Utopie of realiteitszin?

Toen ik lid werd van de VVD was dat omdat ik graag wilde dat mijn partij zich meer ging bezighouden met energietransitie en duurzaamheid. Ik wilde dat om twee redenen: omdat het een realiteit is dat de aarde opwarmt, het milieu verontreinigd raakt en grondstoffen als zoet water uitgeput raken als de mens ongegeneerd doorgaat. Tegelijkertijd maakte ik me zorgen om het van realiteitszin ontblote utopiegedrag van partijen als Groen Links. Mijn nachtmerrie was een wereld waarin de overheid met een zeer gedetailleerde, onleefbare regelgeving  mij allerlei quota zou opleggen mbt het aantal kilometers dat ik mag rijden of de hoeveelheid vlees die ik mag eten. Daarbij alle ruimte wegnemend om zelf hier creatief mijn CO2 uitstoot te verminderen op de manier die mij de minste pijn zou kosten.

Gelukkig heeft de VVD volte face gemaakt en het opwarmings- en vervuilingsprobleem naar  zich toegetrokken.

Wat helaas nog niet gebeurd is, is dat de VVD de discussie naar zich toegetrokken heeft en van meer gezond verstand heeft voorzien.
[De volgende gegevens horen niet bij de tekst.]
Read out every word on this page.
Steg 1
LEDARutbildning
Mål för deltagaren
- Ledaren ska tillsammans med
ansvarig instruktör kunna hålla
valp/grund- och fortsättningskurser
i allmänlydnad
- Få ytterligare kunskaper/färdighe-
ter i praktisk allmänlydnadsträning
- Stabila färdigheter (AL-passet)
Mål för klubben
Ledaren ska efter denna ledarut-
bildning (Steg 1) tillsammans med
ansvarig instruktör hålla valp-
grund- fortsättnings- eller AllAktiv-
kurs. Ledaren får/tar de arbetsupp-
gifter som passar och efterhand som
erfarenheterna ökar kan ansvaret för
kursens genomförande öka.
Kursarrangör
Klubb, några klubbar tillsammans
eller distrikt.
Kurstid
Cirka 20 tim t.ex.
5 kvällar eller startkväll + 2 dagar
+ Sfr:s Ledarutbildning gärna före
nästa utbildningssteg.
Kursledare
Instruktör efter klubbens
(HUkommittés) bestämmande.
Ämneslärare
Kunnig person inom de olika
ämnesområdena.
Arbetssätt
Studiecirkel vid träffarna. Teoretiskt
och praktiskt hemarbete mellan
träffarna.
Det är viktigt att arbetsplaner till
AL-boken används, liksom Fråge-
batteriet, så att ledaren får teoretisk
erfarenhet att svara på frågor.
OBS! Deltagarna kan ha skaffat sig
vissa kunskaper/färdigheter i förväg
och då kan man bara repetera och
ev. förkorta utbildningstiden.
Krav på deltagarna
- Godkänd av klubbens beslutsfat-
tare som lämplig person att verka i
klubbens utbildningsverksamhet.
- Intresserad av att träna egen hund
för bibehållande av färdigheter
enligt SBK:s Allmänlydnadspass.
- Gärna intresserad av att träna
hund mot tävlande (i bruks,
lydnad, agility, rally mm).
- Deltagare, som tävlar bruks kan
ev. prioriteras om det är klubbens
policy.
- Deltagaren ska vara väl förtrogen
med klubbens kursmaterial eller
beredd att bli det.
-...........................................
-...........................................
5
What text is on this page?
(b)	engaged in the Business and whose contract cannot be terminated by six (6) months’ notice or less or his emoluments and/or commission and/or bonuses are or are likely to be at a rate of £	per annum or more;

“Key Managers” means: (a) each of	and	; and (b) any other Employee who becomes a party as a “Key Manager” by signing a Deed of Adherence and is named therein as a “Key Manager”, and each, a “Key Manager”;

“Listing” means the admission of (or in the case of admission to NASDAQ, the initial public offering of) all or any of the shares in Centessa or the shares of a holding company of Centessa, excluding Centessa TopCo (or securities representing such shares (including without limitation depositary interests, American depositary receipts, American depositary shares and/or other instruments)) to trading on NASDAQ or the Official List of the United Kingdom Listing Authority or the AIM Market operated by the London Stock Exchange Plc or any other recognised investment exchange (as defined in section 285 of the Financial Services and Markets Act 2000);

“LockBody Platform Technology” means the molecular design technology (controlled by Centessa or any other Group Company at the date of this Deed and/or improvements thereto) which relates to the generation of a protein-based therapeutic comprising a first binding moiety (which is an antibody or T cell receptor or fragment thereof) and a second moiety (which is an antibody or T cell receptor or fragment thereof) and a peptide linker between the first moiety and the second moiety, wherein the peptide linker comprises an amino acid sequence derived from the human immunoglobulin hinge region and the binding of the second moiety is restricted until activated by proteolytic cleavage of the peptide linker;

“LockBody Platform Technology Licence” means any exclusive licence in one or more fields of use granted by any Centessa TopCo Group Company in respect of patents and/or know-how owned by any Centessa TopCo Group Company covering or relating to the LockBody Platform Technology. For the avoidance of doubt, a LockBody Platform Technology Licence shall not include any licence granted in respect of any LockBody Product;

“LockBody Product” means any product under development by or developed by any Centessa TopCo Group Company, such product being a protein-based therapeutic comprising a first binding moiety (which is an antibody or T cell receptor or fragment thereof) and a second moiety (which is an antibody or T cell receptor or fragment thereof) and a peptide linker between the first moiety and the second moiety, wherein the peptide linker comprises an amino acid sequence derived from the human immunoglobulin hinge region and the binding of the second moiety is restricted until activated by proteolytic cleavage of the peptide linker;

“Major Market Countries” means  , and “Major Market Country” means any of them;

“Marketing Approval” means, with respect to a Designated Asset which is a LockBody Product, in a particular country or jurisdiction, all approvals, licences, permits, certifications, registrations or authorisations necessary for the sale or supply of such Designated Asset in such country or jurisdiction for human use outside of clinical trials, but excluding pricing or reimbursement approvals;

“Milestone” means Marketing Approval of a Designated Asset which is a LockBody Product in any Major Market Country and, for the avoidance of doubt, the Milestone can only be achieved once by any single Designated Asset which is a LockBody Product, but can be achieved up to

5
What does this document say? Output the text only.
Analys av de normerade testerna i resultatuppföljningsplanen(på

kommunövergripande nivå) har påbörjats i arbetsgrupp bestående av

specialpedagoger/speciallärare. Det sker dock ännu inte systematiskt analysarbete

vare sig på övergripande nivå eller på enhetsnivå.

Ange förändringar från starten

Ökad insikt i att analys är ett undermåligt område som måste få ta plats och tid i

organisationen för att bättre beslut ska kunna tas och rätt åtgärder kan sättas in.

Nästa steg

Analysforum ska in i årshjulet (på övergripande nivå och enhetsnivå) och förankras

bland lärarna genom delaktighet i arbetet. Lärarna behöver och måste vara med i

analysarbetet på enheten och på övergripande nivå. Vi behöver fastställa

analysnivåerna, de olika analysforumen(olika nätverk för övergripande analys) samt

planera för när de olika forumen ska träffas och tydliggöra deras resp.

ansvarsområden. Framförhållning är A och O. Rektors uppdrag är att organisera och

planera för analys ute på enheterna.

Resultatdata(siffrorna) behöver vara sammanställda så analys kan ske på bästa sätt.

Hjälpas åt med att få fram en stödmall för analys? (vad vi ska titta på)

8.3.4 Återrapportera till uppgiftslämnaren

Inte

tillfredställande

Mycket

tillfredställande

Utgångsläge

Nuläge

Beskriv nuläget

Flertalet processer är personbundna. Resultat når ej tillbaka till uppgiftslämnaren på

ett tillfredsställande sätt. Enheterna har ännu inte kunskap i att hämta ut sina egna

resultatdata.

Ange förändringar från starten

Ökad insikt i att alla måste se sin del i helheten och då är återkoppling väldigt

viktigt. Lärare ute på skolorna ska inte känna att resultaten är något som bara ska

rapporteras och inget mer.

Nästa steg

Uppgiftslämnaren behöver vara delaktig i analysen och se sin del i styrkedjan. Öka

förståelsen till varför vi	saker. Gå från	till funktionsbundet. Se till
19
Het is goed utopien te formuleren mbt de uitstoot over tig jaar. Tegelijkertijd moeten we de realiteitszin hebben om plannen te maken die passen bij de realiteit van vandaag. Als we eigenlijk nog geen idee hebben hoe je in oude wijken van het gas af kan raken, laten we dat dan ook nog niet doen. Waarom berekenen we niet wat vandaag het laaghangend fruit is? Wat vandaag het messte resultaat oplevert per euro en wat in ieder geval nuttig is? Bijvoorbeeld alle gebouwen isoleren, openbaar vervoer en fietsen stimuleren, alle daken van zonnepanelen voorzien, etc. et.
En laten we vooral minstens 10% van het te besteden bedrag reserveren voor innovatieve technologien op dit gebied. Daarmee snijdt het mes aan twee kanten: we leveren een bijdrage aan het terugdringen van milieuverontreiniging en we verzekeren onze economische toekomst.